Although 'unique opportunity' missed, Cyprus plan remains on table, Annan says
United Nations Secretary-General Kofi Annan says in a new report released today that his plan to enable a united Cyprus to join the European Union remains on the table but that he will not undertake any new initiatives to reach a deal until he sees that the political will necessary for a successful outcome exists.
"I have already indicated publicly that I do not believe that such an opportunity will occur any time soon. I do believe, however, that it would be a great step backward if the plan as such were to simply wither away," the Secretary-General says in a report to the Security Council on his more than three-year mission of good offices in Cyprus, referring to a comprehensive settlement plan first put forward late last year.
Last month, the Secretary-General met with the Greek Cypriot leader, Tassos Papadopoulos, and the Turkish Cypriot leader, Rauf Denktash, in The Hague in a failed last-minute bid to gain their approval of his proposals, which would have led to the holding of separate and simultaneous referenda in time for a reunited Cyprus to sign the EU Treaty of Accession on 16 April.
In his analysis of what he described as a "unique opportunity" missed, the Secretary-General says Mr. Denktash "bears prime responsibility" for the failure of this latest UN effort to resolve the decades-long problem. "Except for a very few instances, Mr. Denktash by and large declined to engage in negotiation on the basis of give and take," he writes. "This greatly complicated my efforts to accommodate not only the legitimate concerns of principle but also the concrete and practical interests of the Turkish Cypriots."

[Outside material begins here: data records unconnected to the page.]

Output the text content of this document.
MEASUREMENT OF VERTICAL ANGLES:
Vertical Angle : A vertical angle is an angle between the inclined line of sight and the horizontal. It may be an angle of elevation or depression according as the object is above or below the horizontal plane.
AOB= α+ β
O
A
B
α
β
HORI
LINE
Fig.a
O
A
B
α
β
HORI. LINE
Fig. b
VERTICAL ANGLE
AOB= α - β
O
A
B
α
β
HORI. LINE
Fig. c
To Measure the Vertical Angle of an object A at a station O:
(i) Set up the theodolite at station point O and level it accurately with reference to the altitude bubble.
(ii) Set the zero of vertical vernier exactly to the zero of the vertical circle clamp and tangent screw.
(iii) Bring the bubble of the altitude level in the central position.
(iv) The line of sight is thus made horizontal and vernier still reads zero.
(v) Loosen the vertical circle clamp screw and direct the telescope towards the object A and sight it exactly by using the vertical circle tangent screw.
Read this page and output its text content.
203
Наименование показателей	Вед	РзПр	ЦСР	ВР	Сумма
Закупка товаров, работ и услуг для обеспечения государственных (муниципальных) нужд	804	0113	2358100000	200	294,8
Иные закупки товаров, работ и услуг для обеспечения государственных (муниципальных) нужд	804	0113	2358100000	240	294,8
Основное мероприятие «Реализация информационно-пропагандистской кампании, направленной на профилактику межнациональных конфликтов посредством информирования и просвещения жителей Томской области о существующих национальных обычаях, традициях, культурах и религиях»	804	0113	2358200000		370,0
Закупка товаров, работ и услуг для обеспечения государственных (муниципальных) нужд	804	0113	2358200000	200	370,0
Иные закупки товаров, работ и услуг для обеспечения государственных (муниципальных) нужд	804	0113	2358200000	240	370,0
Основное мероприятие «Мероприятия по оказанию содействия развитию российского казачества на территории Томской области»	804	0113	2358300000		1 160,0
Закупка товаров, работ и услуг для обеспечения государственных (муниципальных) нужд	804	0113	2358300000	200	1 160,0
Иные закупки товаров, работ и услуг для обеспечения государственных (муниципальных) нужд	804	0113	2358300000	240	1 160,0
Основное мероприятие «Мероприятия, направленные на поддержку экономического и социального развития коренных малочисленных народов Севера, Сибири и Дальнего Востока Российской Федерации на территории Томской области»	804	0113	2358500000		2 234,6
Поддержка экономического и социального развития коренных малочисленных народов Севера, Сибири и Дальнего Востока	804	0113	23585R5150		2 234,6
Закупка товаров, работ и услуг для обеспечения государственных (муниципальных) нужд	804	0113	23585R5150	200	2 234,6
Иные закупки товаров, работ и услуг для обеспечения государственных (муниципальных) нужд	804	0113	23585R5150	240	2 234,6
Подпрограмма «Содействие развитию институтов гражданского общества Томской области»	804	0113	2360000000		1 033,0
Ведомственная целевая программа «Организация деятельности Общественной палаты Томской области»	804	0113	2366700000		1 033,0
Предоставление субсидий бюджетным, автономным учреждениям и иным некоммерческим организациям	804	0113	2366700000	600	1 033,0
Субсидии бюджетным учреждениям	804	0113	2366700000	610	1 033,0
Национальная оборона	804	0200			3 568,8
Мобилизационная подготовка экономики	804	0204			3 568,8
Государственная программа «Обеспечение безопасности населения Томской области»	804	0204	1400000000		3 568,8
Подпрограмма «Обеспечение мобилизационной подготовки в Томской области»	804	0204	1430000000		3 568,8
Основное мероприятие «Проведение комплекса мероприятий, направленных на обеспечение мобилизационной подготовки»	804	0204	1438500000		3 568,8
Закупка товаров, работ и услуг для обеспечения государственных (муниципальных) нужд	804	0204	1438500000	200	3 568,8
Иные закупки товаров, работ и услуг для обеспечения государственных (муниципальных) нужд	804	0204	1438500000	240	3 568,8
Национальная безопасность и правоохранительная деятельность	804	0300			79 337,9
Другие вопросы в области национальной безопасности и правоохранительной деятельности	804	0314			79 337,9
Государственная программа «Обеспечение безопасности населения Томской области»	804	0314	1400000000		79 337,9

However, Mr. Annan also notes the failure of the Greek Cypriot leadership to explain to the public that the choice was not between "a compromise along the lines of a plan that I put forward and a better one, but between that and no settlement at all."
One of the obstacles to solving the Cyprus problem has been the perception on both sides that this was a zero-sum game, the Secretary-General observes. "I am strongly convinced that, had it been accepted, my proposal would have created a win-win situation," he says. "I am equally, and sadly, convinced that while the current outcome in the short term my be a greater setback for some than for others, ultimately all are losers in the failure of the recent effort. It is in the interests of all - Greek Cypriots, Turkish Cypriots, Greece and Turkey - that there should be a settlement of the Cyprus problem."